Well, yes it can. In fact, it can be tasty as hell as well as incredibly good for you! Parsnips are everywhere right now, and a little sweetness from the pomegranate seeds in a dish like this will go a long way! Little bursts of colour are super important in a dish that contains lots of brown and beige, so the edamame here will brighten up your plate and make it look as delicious as it is. And who can argue with kale?
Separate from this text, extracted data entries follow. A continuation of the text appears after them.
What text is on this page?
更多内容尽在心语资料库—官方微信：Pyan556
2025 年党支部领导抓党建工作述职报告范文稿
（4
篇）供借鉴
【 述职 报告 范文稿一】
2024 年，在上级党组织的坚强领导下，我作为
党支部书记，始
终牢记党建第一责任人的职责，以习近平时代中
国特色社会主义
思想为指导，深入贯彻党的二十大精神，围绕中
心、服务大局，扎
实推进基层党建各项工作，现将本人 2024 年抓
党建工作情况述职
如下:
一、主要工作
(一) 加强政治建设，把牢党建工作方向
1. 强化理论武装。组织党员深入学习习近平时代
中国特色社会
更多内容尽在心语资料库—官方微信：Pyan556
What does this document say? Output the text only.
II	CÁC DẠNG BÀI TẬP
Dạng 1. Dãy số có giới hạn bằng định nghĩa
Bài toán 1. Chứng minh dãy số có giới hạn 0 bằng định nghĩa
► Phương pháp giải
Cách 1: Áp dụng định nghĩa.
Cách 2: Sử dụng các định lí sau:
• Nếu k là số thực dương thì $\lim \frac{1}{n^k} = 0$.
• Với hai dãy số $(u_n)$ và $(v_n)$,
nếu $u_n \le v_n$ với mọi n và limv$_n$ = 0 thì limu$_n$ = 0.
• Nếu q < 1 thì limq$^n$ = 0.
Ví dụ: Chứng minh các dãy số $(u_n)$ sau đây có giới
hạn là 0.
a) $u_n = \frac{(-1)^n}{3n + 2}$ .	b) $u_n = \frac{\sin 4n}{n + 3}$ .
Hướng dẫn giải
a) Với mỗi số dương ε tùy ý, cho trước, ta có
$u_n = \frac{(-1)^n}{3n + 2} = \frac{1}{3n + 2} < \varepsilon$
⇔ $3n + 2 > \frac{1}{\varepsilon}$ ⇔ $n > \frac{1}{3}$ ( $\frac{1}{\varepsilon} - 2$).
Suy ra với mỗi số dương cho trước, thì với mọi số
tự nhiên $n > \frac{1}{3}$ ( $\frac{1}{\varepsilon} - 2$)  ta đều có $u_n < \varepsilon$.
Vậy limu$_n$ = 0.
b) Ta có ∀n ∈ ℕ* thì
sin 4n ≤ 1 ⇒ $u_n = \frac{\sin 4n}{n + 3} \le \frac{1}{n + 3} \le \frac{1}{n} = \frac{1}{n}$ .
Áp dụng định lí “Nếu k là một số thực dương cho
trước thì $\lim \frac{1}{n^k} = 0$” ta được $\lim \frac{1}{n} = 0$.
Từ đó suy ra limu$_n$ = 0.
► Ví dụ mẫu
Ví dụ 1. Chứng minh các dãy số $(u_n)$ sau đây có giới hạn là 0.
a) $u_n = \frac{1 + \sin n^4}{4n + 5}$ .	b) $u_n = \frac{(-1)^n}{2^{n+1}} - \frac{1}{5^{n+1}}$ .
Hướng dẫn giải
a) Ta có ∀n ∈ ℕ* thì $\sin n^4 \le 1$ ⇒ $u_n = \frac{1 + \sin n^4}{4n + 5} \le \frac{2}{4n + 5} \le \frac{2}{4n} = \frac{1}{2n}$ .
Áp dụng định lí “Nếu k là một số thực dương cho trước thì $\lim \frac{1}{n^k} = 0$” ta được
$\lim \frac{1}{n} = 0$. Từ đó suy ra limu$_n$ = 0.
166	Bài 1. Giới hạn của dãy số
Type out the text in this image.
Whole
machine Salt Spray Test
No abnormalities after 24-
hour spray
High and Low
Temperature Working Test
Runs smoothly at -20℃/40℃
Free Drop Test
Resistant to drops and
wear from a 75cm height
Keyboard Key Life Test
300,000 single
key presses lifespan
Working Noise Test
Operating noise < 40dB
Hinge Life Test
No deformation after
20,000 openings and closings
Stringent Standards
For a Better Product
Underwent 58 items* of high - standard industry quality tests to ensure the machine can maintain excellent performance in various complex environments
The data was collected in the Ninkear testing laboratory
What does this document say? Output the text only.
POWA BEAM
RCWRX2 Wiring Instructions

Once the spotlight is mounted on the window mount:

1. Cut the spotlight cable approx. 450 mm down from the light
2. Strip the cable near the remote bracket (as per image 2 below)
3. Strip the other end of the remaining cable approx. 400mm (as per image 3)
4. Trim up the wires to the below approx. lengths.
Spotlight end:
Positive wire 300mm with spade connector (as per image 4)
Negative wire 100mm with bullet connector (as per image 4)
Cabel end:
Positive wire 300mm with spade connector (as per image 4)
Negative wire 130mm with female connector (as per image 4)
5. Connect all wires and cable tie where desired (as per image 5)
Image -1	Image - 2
This ginger-tahini dressing will steel your immune system against the coming season of germs everywhere and sniffly noses, so don’t hold back on the garlic and ginger – and if you want to spice it up a little more, add in some paprika and maybe even a little turmeric. It’s all good for you in winter time!
1 cup quinoa
2 cups vegetable stock
1/2 cup pomegranate seeds
1 large bunch of red kale, shredded
4 parsnips, diced
1 tablespoon olive oil
1 large handful spring onions, slice
1/2 cup walnuts
2 cups edamame, cooked
1/4 cup tahini
1 large piece ginger, minced
2 cloves garlic
1 tablespoon soy sauce
1 tablespoon apple cider vinegar
1 tablespoon maple syrup or agave nectar
1/4 cup water
Preheat the oven to 200 degrees celsius
Mix the parsnips with olive oil, and set in the oven
Turn the parsnips halfway. They should be finished in about 20 minutes
While this is happening, mix the quinoa and vegetable stock and set over a medium heat for around 10-12 minutes, until all the water is gone and the quinoa is tender
Blend all the dressing ingredients together with an immersion blender or small food processor and set aside
When the quinoa is cooked, remove from the heat and immediately toss the kale into it; the heat will wilt the kale slightly
Add in the roasted parsnips, edamame, walnuts, spring onions and pomegranate seeds, stir well to combine and divide between 3 or 4 bowls or plates
Drizzle the dressing over the top and serve!